Des informations attribuées à l’agence iranienne Mehr font état de quatorze dispositions qui constitueraient un projet d’accord entre l’Iran et les États-Unis portant sur la fin des hostilités, la levée des sanctions économiques et l’avenir du programme nucléaire iranien.
Le document évoque notamment un cessez-le-feu permanent, la levée progressive de plusieurs sanctions américaines, le déblocage de fonds iraniens gelés à l’étranger, la réouverture du détroit d’Ormuz ainsi que l’organisation de négociations destinées à aboutir à un accord global.
Parmi les points mentionnés figurent également des engagements relatifs à la reconstruction économique de l’Iran, à la supervision internationale de la mise en œuvre de l’accord et à une éventuelle validation finale par le Conseil de sécurité des Nations unies.
Le texte affirme en outre que les discussions porteraient exclusivement sur les questions liées à l’enrichissement de l’uranium, au sort des matières nucléaires et à la levée des sanctions, excluant les questions relatives au programme balistique iranien et aux mouvements alliés de Téhéran dans la région.

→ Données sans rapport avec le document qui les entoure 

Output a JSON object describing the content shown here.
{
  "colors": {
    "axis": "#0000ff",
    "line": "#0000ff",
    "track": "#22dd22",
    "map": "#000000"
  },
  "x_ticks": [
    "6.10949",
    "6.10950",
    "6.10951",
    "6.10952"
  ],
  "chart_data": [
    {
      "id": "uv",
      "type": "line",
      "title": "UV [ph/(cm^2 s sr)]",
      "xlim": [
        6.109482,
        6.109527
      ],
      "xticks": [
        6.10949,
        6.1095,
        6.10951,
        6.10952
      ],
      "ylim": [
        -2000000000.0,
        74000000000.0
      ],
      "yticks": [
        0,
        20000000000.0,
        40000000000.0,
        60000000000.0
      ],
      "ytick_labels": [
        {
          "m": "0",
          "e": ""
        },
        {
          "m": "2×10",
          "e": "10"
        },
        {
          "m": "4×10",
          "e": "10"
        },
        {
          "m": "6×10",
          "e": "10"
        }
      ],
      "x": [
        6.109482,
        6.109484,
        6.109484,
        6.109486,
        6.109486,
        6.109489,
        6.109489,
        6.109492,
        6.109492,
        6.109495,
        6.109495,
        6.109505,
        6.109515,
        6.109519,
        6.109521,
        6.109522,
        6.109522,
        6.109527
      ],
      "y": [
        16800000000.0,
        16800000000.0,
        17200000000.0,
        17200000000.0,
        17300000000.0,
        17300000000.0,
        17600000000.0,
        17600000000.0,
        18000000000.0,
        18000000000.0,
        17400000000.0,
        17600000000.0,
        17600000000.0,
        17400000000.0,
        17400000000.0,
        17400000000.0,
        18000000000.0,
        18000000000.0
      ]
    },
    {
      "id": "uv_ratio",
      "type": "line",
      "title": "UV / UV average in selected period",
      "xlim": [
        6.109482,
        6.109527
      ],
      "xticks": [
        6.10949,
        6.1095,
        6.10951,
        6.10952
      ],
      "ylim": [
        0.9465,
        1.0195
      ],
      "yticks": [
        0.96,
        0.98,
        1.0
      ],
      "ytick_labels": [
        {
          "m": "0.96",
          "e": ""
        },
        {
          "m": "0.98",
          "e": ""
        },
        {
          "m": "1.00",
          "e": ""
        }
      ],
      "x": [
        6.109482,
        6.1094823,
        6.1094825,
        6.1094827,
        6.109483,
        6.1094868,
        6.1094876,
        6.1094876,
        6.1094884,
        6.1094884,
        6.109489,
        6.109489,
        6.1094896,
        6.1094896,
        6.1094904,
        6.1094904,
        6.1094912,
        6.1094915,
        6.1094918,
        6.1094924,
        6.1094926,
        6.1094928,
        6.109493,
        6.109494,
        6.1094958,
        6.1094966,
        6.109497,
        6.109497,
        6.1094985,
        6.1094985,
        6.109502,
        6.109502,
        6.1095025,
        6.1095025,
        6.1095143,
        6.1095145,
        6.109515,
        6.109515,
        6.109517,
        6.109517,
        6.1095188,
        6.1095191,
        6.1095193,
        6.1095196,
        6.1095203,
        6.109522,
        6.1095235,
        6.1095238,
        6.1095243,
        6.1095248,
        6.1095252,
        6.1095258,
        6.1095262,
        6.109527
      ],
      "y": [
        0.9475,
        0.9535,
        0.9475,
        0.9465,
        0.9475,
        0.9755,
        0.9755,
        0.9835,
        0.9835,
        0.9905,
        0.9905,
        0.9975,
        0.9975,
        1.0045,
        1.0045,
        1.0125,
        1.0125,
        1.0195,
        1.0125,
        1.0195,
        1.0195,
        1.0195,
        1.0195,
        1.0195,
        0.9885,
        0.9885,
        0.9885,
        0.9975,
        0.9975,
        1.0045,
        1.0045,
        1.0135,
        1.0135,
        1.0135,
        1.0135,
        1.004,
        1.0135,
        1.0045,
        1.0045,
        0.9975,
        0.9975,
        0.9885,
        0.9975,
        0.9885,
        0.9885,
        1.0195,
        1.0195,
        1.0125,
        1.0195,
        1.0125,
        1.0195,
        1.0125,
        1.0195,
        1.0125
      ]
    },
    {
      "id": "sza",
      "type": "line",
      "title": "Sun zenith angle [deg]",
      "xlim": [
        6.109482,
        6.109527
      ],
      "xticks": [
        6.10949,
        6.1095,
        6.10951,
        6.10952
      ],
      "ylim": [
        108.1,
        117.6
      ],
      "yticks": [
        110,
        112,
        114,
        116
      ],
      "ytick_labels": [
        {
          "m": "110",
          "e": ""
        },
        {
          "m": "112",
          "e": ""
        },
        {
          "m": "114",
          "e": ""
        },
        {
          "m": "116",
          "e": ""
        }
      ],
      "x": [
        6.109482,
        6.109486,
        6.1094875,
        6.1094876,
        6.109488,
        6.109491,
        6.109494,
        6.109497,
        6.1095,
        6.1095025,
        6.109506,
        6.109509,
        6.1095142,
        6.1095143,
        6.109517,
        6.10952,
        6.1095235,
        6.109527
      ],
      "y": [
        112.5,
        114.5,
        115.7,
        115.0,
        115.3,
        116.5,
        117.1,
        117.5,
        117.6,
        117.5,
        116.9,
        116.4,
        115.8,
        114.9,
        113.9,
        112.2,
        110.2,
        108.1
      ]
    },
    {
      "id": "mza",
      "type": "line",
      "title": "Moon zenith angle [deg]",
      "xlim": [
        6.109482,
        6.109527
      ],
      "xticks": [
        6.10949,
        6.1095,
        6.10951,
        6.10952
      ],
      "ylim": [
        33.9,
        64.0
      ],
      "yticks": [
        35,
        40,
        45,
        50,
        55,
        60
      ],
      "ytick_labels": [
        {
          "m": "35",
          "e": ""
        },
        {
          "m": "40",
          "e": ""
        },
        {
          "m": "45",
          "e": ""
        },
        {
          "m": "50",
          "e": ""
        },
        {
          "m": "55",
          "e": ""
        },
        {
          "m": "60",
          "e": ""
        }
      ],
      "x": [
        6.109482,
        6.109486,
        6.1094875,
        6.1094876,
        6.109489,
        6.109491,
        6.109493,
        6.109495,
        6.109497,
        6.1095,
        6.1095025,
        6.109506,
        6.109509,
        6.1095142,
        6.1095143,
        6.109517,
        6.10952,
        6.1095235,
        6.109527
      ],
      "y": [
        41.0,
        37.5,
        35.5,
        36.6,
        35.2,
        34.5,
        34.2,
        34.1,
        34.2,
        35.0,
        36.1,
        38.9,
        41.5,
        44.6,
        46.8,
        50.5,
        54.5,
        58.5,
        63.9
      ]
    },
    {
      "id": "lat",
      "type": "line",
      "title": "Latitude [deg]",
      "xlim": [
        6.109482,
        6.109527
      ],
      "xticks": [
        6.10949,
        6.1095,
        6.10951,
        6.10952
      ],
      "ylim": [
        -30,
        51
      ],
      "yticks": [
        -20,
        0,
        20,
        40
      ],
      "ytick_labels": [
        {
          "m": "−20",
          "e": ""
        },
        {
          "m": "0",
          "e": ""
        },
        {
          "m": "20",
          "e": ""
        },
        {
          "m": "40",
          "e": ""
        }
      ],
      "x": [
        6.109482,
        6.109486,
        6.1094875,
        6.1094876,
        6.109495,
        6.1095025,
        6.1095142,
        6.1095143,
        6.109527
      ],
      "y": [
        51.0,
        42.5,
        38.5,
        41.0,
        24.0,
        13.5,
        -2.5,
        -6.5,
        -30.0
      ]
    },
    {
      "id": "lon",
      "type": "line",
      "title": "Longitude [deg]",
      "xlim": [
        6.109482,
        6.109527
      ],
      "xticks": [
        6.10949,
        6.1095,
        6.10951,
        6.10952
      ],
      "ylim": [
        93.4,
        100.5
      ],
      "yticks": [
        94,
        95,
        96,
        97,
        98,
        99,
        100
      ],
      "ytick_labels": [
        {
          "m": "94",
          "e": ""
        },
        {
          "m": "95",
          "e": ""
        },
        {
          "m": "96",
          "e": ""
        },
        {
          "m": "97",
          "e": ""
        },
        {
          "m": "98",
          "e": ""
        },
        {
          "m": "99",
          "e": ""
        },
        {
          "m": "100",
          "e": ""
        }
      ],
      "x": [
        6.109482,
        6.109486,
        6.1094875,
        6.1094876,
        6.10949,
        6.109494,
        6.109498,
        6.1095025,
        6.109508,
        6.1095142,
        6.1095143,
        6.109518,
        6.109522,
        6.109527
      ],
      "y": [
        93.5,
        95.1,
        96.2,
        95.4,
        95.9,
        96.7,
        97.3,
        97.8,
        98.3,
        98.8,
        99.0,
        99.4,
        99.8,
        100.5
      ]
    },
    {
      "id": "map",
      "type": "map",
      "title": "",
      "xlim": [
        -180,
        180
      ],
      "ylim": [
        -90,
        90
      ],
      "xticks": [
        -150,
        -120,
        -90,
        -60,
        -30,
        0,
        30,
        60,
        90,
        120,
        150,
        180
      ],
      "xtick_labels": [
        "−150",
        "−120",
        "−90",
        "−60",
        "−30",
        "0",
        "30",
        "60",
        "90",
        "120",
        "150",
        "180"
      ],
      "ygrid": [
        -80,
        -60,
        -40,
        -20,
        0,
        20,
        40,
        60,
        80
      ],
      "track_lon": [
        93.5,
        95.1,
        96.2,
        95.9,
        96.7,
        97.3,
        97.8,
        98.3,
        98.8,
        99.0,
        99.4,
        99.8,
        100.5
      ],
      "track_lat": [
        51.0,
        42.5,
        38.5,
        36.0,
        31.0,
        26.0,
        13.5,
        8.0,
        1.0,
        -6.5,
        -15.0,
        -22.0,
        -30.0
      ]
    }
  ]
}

Toutefois, aucune confirmation officielle n’a été rendue publique par les autorités américaines, iraniennes, les Nations unies ou l’Agence internationale de l’énergie atomique concernant l’existence ou la validation d’un tel accord dans les termes présentés.
Dans un contexte géopolitique particulièrement sensible, les observateurs recommandent donc la prudence et soulignent la nécessité d’attendre des annonces officielles avant de considérer ces clauses comme définitivement actées.
Les négociations entre Téhéran et Washington demeurent un dossier majeur pour la stabilité du Moyen-Orient, la sécurité énergétique mondiale et l’avenir du programme nucléaire iranien. Toute évolution significative sur ce front devrait faire l’objet de communications officielles des parties concernées.